CPA comptroller Skye Lynn Aldan disclosed yesterday that actual revenue for the past three fiscal years both in aviation and non-aviation activities show significant spikes at 14 percent in 2012 and 4 percent in 2013.
Records show that in fiscal year 2013, airport revenue was at $12.612 million, slightly higher than 2012’s $12.180 million. Fiscal year 2011’s operating revenue was at $10.636 million.
According to Aldan, airport revenue is projected to reach $12.281 million in fiscal year 2014, which is slightly lower than 2013’s.

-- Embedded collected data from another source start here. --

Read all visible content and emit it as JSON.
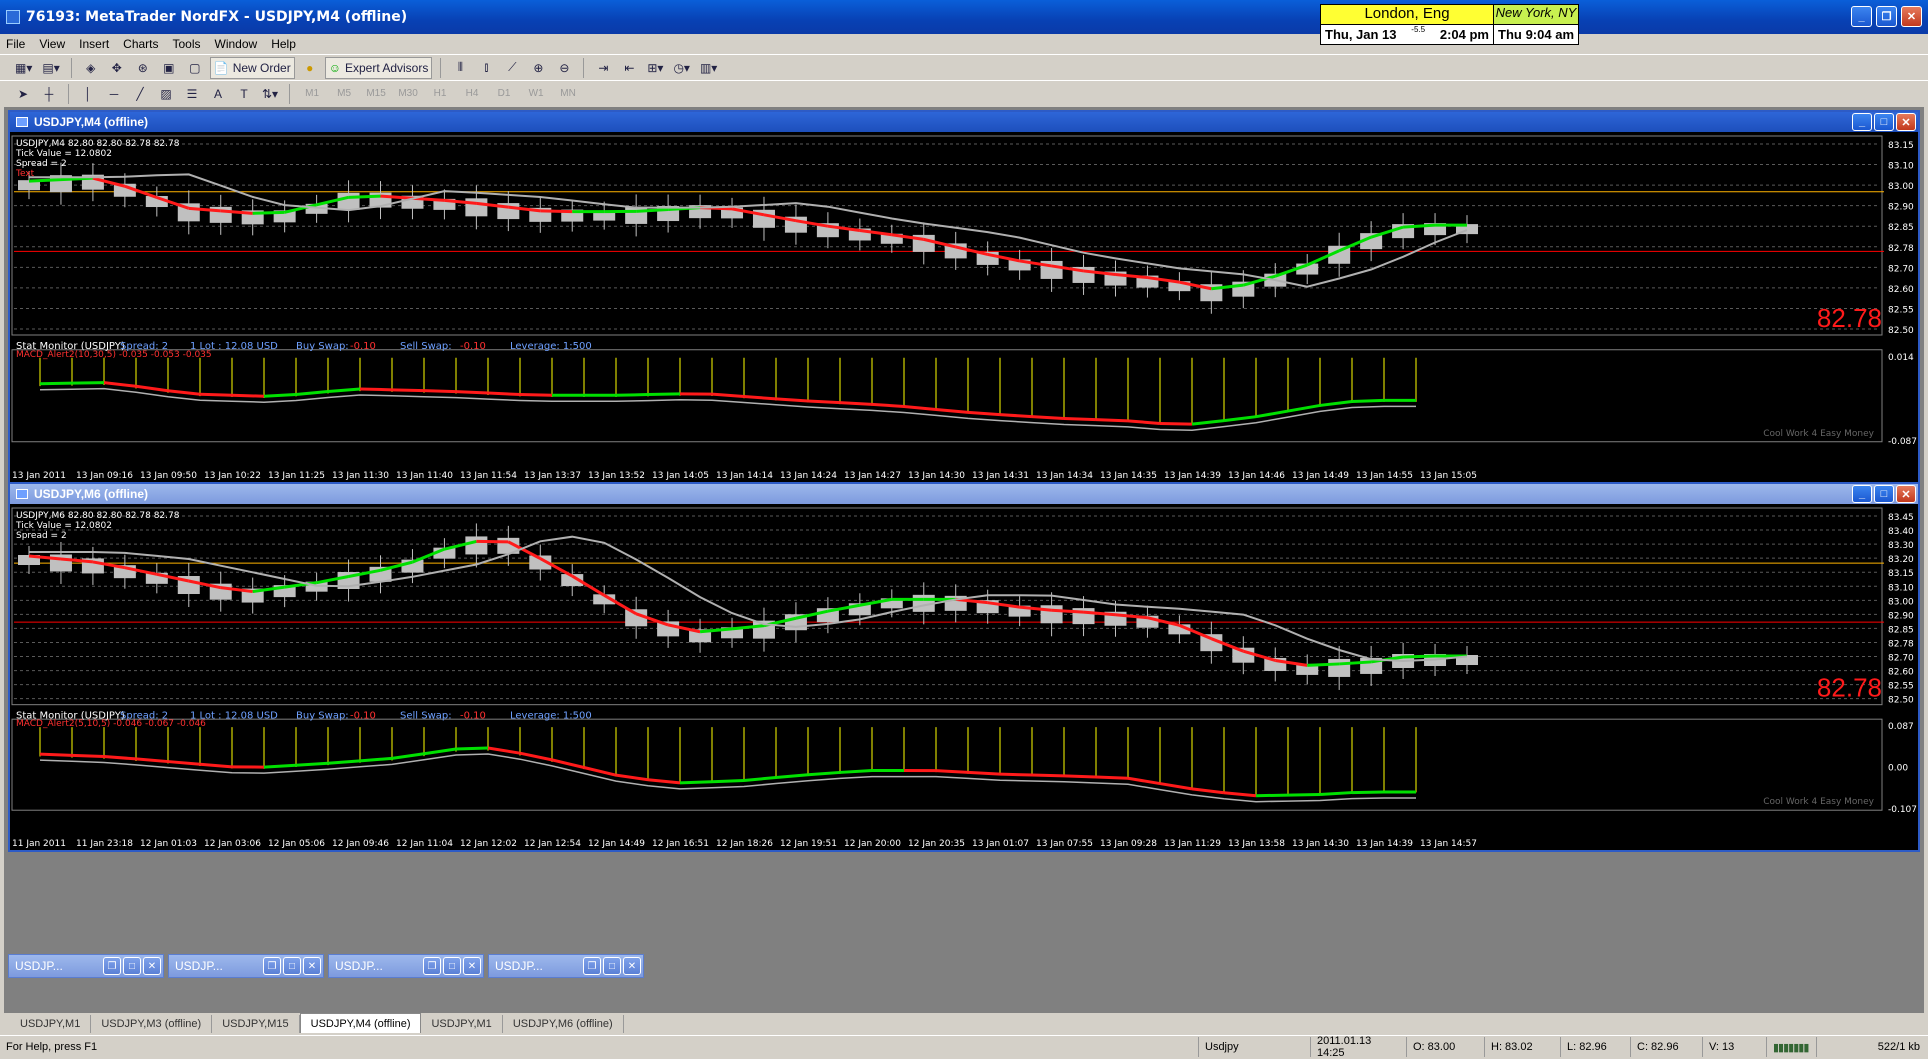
{
  "window": {
    "title": "76193: MetaTrader NordFX - USDJPY,M4 (offline)"
  },
  "clocks": [
    {
      "city": "London, Eng",
      "date": "Thu, Jan 13",
      "time": "2:04 pm",
      "extra": "-5.5"
    },
    {
      "city": "New York, NY",
      "date": "Thu",
      "time": "9:04 am"
    }
  ],
  "menu": [
    "File",
    "View",
    "Insert",
    "Charts",
    "Tools",
    "Window",
    "Help"
  ],
  "toolbar": {
    "new_order": "New Order",
    "expert_advisors": "Expert Advisors",
    "timeframes": [
      "M1",
      "M5",
      "M15",
      "M30",
      "H1",
      "H4",
      "D1",
      "W1",
      "MN"
    ]
  },
  "charts": [
    {
      "title": "USDJPY,M4 (offline)",
      "info": [
        "USDJPY,M4  82.80 82.80 82.78 82.78",
        "Tick Value = 12.0802",
        "Spread = 2",
        "Text"
      ],
      "price_labels": [
        "83.15",
        "83.10",
        "83.00",
        "82.90",
        "82.85",
        "82.78",
        "82.70",
        "82.60",
        "82.55",
        "82.50"
      ],
      "big_price": "82.78",
      "stat_monitor": {
        "label": "Stat Monitor (USDJPY)",
        "spread": "Spread: 2",
        "lot": "1 Lot : 12.08 USD",
        "buy_swap_label": "Buy Swap:",
        "buy_swap": "-0.10",
        "sell_swap_label": "Sell Swap:",
        "sell_swap": "-0.10",
        "leverage": "Leverage: 1:500"
      },
      "macd_label": "MACD_Alert2(10,30,5) -0.035 -0.053 -0.035",
      "macd_scale": [
        "0.014",
        "-0.087"
      ],
      "watermark": "Cool Work 4 Easy Money",
      "time_labels": [
        "13 Jan 2011",
        "13 Jan 09:16",
        "13 Jan 09:50",
        "13 Jan 10:22",
        "13 Jan 11:25",
        "13 Jan 11:30",
        "13 Jan 11:40",
        "13 Jan 11:54",
        "13 Jan 13:37",
        "13 Jan 13:52",
        "13 Jan 14:05",
        "13 Jan 14:14",
        "13 Jan 14:24",
        "13 Jan 14:27",
        "13 Jan 14:30",
        "13 Jan 14:31",
        "13 Jan 14:34",
        "13 Jan 14:35",
        "13 Jan 14:39",
        "13 Jan 14:46",
        "13 Jan 14:49",
        "13 Jan 14:55",
        "13 Jan 15:05"
      ]
    },
    {
      "title": "USDJPY,M6 (offline)",
      "info": [
        "USDJPY,M6  82.80 82.80 82.78 82.78",
        "Tick Value = 12.0802",
        "Spread = 2"
      ],
      "price_labels": [
        "83.45",
        "83.40",
        "83.30",
        "83.20",
        "83.15",
        "83.10",
        "83.00",
        "82.90",
        "82.85",
        "82.78",
        "82.70",
        "82.60",
        "82.55",
        "82.50"
      ],
      "big_price": "82.78",
      "stat_monitor": {
        "label": "Stat Monitor (USDJPY)",
        "spread": "Spread: 2",
        "lot": "1 Lot : 12.08 USD",
        "buy_swap_label": "Buy Swap:",
        "buy_swap": "-0.10",
        "sell_swap_label": "Sell Swap:",
        "sell_swap": "-0.10",
        "leverage": "Leverage: 1:500"
      },
      "macd_label": "MACD_Alert2(5,10,5) -0.046 -0.067 -0.046",
      "macd_scale": [
        "0.087",
        "0.00",
        "-0.107"
      ],
      "watermark": "Cool Work 4 Easy Money",
      "time_labels": [
        "11 Jan 2011",
        "11 Jan 23:18",
        "12 Jan 01:03",
        "12 Jan 03:06",
        "12 Jan 05:06",
        "12 Jan 09:46",
        "12 Jan 11:04",
        "12 Jan 12:02",
        "12 Jan 12:54",
        "12 Jan 14:49",
        "12 Jan 16:51",
        "12 Jan 18:26",
        "12 Jan 19:51",
        "12 Jan 20:00",
        "12 Jan 20:35",
        "13 Jan 01:07",
        "13 Jan 07:55",
        "13 Jan 09:28",
        "13 Jan 11:29",
        "13 Jan 13:58",
        "13 Jan 14:30",
        "13 Jan 14:39",
        "13 Jan 14:57"
      ]
    }
  ],
  "minimized": [
    "USDJP...",
    "USDJP...",
    "USDJP...",
    "USDJP..."
  ],
  "tabs": [
    "USDJPY,M1",
    "USDJPY,M3 (offline)",
    "USDJPY,M15",
    "USDJPY,M4 (offline)",
    "USDJPY,M1",
    "USDJPY,M6 (offline)"
  ],
  "active_tab": 3,
  "status": {
    "help": "For Help, press F1",
    "symbol": "Usdjpy",
    "datetime": "2011.01.13 14:25",
    "open": "O: 83.00",
    "high": "H: 83.02",
    "low": "L: 82.96",
    "close": "C: 82.96",
    "volume": "V: 13",
    "traffic": "522/1 kb"
  },
  "colors": {
    "bull": "#00e000",
    "bear": "#ff1a1a",
    "candle": "#c0c0c0",
    "ask_line": "#ff0000",
    "level_line": "#ffb400",
    "hist": "#ffff00"
  }
}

“We are budgeted at 129 percent coverage, beyond the 125 percent requirement. It should be noted that this does not take into account estimated PFC [passenger facility charges] revenues. With PFC revenues, the airport exceeds the required coverage at 236 percent. Although we exceed the required debt ratio coverage, caution must always be taken and expenses must be continually monitored in order to stay in compliance with the bond indenture,” according to Aldan.
The agency’s fiscal year 2014 budget, which was approved by the board yesterday, shows that personnel expenses will decrease due to the withdrawal of employees from the defined benefit retirement plan, resulting in a decrease in employer contributions to the Retirement Fund.
For employees remaining in the defined benefit plan, Aldan said that retirement contributions are budgeted at 30 percent.
“Operating expenses have increased by 8 percent as compared to FY 2013. This condition is mainly due to the increased utility expenses, primarily for water and sewer; anticipated increases in diesel fuel costs; as well as an increase in contractual services mostly for environmental consulting services,” said Aldan.
A 17-percent increase in insurance premiums is also expected to add to the agency’s expenses in fiscal year 2014.
While airport revenue shows positive signs, seaport is showing otherwise.
“Actual revenues for the past three fiscal years show a continuous decline in seaport harbor and non-harbor activities,” said Aldan.
She noted that revenues decreased by 5 percent from fiscal years 2012 to 2013 and by 4 percent from 2011 to 2012.
Audited data show that seaport revenues totaled $6.353 million in fiscal year 2011; $6.065 million in fiscal year 2012; and $5.740 million in fiscal year 2013.
For fiscal year 2014, projected seaport revenue is $5.6 million: $4.2 million from harbor and $1.3 million for non-harbor activities. This represents a 3 percent drop from 2013’s revenue.
“The decline in projected revenues for FY 2014 follows the trend of actual revenues received,” according to Aldan.
Overall personnel expenses, meantime, have increased due to the transfer of one ports police officer each from the Rota and Tinian airports to the Rota and Tinian seaports. This transfer, she said, was done to satisfy the harbor patrol requirement.
The budgeted operational expenses, she said, also show a decrease of 34 percent compared to the actual operation expenses in 2013.